500 & MORE

Oman 2015 | DIPLOMACY | GUEST SPEAKER

TBY talks to HE Seán Sherlock, Minister of State Development, Trade Promotion, & North-South Co-operation of Ireland, on bilateral agreements, investment opportunities, and relations between the two states.

HE Seán Sherlock
BIOGRAPHY
HE Seán Sherlock is the Minister of State for Development, Trade Promotion, and North-South Co-operation. He was appointed to this role on July 15, 2014, having previously served as Minister of State, Research, and Innovation with the Department of Enterprise, Jobs, and Innovation and Department of Education and Skills. He was first elected to represent Cork East in Dáil Éireann in May 2007. He was educated at Patrician Academy, Mallow, College of Commerce, Cork and UCG, where he earned a BA in Economics and Politics.

The first Enterprise Ireland trade delegation to the Sultanate of Oman took place earlier in 2014. Can you elaborate on the main achievement of this mission?

My predecessor, Minister Joe Costello, led a very successful trade mission to Oman in June of 2014. The focus of the mission was on companies in the water/wastewater management sector. The mission provided relevant Irish companies with the opportunity to explore Oman's valuable and rapidly expanding market. During the visit, the Omani Minister of Agriculture and Fisheries, Dr Fuad Al-Sajwani, outlined Omani requirements in relation to expertise and equipment in order to develop an indigenous dairy industry and to capitalize on Oman's rich sea fisheries resources. Dr Al-Sajwani undertook to visit Ireland with a team of experts later in 2014.

What areas of bilateral trade have the most potential for growth?

There are already 551 Omani third-level students currently based in Ireland, and we hope to see this number grow even further over the coming years. During a meeting between my predecessor and the Omani Higher Education Minister, Dr Rawya Albusaidi, it was agreed in principle to prepare a memorandum of understanding (MoU) on education, which will be signed during the next ministerial visit in either direction. Ireland is working with Oman to ensure renewed access for Irish beef to the Omani market. Oman's food requirements will have to be met by increased imports, and Irish food companies are very well placed to enter joint ventures with Omani companies to meet this growing demand.

Anticipating the evolution of Oman's economy, how do you envisage the relationship between the Sultanate and Ireland developing in the coming years?

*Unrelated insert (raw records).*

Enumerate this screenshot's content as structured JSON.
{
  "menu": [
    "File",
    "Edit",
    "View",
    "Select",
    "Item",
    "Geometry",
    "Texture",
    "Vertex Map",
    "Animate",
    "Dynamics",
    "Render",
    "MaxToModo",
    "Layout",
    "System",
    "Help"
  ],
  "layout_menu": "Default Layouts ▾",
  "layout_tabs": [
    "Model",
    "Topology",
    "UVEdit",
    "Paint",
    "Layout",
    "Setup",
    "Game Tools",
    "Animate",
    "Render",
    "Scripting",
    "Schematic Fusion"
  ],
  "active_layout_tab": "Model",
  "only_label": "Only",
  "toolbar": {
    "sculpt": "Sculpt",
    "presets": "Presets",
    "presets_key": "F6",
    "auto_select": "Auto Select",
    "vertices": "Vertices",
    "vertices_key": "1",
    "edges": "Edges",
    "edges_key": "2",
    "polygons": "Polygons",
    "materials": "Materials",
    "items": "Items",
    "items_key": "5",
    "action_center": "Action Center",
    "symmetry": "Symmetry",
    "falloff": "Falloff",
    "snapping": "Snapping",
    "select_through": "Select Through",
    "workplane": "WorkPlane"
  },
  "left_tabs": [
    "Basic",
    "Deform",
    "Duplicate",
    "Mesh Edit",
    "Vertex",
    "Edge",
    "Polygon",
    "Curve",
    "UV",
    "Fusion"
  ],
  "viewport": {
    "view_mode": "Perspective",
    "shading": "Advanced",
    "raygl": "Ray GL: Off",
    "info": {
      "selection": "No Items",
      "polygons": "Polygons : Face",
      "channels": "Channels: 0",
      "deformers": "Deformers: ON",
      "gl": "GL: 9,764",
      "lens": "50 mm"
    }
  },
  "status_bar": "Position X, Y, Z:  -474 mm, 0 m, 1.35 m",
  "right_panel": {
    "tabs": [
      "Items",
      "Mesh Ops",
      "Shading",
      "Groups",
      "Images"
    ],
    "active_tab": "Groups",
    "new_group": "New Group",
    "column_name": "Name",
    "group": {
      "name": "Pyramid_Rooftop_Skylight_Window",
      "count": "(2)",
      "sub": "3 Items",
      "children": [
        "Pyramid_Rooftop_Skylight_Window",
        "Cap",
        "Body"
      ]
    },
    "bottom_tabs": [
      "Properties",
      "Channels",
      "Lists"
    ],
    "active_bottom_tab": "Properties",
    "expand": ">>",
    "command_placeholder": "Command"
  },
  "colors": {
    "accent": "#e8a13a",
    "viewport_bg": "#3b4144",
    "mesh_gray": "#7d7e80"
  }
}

Ireland enjoys a warm relationship with all GCC member states, including the Sultanate of Oman. Ireland and Oman have had a good history of contact and cooperation over the past 30 years. A growing number of Irish citizens work and reside in Oman. Currently, we have as many as 500 Irish nationals residing there. As Oman's economy grows, the number of Irish nationals working in Oman will also increase. Ireland aims to have close bilateral relations with the Sultanate of Oman, and we also wish to promote closer and mutually beneficial relations between the EU and the GCC. Over the coming years I look forward to working with my Omani counterparts to develop our bilateral relationship even further.